Trump's longtime personal physician, Harold Bornstein, made no mention of the heel spurs when he gave Trump a clean bill of health when the reality-TV star and property developer announced his candidacy.

None of Trump's four adult children have served in the military.

Bannon served for seven years in the U.S. Navy before going on to work as an investment banker for Goldman Sachs and joining the Trump campaign in 2016 as chief executive.

Trump threw his backing behind Moore in a tweet Monday for the first time since accusations of sexual assault were made against the candidate.

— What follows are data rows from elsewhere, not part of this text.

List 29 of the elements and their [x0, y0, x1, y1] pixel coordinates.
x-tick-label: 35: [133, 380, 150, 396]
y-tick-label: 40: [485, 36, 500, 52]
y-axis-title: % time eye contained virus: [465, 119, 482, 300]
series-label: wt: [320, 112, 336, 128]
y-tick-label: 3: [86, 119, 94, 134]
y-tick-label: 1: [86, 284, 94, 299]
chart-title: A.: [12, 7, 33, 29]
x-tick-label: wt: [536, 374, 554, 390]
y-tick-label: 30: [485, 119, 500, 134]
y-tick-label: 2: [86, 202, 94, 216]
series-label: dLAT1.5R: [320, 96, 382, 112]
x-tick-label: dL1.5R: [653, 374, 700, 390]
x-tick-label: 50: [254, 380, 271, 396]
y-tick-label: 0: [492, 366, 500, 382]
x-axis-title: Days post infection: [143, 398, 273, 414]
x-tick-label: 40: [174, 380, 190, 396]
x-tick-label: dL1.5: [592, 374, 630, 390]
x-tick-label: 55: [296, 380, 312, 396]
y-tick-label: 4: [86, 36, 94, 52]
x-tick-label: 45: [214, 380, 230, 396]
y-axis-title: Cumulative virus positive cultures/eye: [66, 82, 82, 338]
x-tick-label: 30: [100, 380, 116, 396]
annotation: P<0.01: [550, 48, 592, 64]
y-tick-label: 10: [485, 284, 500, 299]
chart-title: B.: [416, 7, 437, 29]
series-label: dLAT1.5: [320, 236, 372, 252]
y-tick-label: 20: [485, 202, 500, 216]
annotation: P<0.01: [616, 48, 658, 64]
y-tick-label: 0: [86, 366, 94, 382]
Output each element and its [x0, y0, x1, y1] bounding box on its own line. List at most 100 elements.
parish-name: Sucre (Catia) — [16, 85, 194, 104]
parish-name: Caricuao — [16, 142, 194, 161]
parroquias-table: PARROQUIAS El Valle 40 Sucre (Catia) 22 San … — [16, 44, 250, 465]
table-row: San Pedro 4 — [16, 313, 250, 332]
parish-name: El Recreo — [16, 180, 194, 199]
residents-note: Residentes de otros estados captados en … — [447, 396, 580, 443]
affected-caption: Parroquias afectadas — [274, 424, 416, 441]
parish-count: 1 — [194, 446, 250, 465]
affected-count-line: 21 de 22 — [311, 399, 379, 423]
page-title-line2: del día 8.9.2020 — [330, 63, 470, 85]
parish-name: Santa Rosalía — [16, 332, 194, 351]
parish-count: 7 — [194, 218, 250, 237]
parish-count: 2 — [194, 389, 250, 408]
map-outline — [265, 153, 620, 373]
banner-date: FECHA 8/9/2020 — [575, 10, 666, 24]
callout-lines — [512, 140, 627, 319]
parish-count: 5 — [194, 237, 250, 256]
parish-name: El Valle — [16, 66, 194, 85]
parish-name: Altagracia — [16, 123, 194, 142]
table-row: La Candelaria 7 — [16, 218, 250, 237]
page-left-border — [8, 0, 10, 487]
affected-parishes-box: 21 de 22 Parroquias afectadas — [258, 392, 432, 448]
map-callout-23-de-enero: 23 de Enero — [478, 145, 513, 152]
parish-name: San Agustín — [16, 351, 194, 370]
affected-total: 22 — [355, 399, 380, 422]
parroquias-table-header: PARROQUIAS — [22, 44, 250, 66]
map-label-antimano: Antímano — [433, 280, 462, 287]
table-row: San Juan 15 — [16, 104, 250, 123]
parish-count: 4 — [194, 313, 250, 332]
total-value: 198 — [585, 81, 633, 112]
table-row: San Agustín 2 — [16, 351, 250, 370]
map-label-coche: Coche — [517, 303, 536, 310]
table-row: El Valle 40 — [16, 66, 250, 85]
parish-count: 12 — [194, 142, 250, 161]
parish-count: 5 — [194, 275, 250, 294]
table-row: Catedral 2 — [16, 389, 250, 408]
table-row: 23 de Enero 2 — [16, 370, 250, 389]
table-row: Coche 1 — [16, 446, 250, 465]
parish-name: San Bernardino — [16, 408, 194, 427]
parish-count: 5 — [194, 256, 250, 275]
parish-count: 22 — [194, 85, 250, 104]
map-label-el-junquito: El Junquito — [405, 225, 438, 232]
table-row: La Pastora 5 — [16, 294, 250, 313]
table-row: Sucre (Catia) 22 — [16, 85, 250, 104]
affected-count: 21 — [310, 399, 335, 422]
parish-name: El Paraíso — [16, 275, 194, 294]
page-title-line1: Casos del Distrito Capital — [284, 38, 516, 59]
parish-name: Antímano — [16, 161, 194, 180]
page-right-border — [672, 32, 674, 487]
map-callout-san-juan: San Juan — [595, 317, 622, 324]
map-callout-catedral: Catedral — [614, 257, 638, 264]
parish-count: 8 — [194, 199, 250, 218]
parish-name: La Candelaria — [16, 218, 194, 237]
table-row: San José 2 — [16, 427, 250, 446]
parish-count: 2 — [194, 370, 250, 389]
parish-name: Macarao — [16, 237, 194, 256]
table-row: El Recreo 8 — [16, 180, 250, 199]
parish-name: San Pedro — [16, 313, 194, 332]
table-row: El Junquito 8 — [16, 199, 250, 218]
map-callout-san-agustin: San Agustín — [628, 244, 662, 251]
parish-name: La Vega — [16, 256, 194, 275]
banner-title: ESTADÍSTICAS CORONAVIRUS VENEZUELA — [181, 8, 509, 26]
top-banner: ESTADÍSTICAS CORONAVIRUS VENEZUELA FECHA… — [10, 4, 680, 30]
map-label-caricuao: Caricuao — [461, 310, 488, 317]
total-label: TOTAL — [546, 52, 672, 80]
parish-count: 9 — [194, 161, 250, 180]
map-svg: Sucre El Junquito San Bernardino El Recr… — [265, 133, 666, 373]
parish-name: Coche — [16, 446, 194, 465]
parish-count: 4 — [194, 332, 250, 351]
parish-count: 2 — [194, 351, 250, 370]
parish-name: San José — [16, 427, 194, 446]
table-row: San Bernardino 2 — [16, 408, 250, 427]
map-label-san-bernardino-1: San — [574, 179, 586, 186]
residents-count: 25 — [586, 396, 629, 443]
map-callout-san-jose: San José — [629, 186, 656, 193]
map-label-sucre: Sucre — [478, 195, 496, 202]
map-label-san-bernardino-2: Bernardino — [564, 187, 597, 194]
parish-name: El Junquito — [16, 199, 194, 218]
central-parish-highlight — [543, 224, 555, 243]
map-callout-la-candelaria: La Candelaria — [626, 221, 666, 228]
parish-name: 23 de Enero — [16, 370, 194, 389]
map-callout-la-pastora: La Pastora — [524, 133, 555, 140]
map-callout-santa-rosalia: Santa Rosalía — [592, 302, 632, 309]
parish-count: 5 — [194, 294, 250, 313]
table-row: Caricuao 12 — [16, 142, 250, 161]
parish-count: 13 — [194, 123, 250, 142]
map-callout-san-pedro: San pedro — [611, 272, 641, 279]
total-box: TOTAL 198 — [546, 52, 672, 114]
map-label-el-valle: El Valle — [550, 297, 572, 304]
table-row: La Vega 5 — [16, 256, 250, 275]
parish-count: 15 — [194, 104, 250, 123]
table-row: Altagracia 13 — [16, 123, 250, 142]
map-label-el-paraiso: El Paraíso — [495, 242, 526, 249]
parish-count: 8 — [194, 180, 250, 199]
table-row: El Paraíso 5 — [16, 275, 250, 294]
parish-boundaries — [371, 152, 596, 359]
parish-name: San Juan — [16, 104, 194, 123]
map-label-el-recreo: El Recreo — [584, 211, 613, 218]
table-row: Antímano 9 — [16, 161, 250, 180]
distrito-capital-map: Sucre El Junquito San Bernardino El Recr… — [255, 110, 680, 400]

In his speech, Bannon also attacked other GOP figures who have been critical of Moore, including Arizona Senator Jeff Flake and Senate Majority Leader Mitch McConnell.

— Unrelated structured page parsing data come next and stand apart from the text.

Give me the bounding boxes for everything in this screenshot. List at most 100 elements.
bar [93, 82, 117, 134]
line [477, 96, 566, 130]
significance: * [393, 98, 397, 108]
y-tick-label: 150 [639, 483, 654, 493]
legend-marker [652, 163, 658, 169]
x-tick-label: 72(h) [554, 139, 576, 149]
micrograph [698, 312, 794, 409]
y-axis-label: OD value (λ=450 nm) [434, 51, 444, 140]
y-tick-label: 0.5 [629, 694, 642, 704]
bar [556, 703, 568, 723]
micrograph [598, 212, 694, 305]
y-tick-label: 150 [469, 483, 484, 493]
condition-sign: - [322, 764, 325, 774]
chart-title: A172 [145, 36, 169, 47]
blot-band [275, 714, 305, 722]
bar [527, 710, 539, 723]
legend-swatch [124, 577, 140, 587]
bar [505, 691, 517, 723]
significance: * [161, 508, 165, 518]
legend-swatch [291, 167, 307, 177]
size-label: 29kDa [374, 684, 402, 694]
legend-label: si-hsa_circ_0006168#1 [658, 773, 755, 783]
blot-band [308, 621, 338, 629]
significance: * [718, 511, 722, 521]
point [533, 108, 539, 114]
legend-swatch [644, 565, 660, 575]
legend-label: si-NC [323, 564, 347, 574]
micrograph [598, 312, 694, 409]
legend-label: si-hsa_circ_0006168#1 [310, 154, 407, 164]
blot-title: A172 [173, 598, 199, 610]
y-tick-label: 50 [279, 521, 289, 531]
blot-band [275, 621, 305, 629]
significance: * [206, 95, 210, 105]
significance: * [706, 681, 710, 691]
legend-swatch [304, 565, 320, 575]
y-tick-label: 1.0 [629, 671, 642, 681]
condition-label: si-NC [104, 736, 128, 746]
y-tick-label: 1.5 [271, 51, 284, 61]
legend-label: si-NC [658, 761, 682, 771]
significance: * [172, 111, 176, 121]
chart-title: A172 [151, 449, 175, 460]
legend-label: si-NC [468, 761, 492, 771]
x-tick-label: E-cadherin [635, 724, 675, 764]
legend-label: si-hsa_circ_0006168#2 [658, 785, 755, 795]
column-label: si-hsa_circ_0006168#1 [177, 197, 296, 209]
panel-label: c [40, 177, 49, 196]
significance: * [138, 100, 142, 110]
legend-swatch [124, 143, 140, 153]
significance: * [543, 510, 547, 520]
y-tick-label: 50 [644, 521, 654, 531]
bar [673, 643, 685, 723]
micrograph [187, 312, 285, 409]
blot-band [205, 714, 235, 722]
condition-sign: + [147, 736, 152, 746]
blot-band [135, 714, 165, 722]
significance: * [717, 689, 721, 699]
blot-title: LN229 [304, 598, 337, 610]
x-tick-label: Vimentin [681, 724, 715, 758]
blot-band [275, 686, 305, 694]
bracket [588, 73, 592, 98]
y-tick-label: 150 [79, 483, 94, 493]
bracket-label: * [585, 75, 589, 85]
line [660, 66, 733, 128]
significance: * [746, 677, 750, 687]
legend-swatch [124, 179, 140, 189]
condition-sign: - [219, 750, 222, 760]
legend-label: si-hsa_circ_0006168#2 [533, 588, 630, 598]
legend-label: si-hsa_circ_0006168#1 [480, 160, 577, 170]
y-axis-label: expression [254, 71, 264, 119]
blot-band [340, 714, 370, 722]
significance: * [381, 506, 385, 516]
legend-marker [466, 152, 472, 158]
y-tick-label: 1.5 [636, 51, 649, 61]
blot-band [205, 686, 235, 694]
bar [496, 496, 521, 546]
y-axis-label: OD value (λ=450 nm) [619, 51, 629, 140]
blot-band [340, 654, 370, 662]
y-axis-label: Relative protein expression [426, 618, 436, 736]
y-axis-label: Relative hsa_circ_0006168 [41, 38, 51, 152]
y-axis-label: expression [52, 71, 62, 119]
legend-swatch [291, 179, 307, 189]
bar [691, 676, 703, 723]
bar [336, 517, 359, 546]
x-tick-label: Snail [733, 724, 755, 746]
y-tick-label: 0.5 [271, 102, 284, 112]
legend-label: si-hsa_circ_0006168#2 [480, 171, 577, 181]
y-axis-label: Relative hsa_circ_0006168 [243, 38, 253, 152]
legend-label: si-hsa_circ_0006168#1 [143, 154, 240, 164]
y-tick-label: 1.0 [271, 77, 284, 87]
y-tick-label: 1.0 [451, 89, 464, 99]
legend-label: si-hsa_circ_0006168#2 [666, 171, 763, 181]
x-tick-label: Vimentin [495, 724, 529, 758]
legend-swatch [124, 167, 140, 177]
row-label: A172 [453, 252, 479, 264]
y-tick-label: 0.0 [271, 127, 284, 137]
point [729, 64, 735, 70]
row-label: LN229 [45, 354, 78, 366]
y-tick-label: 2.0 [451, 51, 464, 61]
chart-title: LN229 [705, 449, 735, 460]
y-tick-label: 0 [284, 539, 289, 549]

Flake announced Tuesday that he was going to put "country over party" by donating $100 to the campaign of Doug Jones, the Democratic candidate who is running against Moore.

"C'mon brother, if you're going to write a check, write a check," Bannon said of the amount, before mocking Flake's approval ratings.

Bannon has vowed to wage war against GOP establishment figures he accuses of setting out to derail Trump's populist agenda—and backed Moore against establishment candidate Luther Strange in the Alabama Republican primaries in September.

Bannon called accusations of sexual assault against Moore a "setup" by the "opposition party," a term he uses to refer to the media.

"If they can destroy Roy Moore, they can destroy you," Bannon said.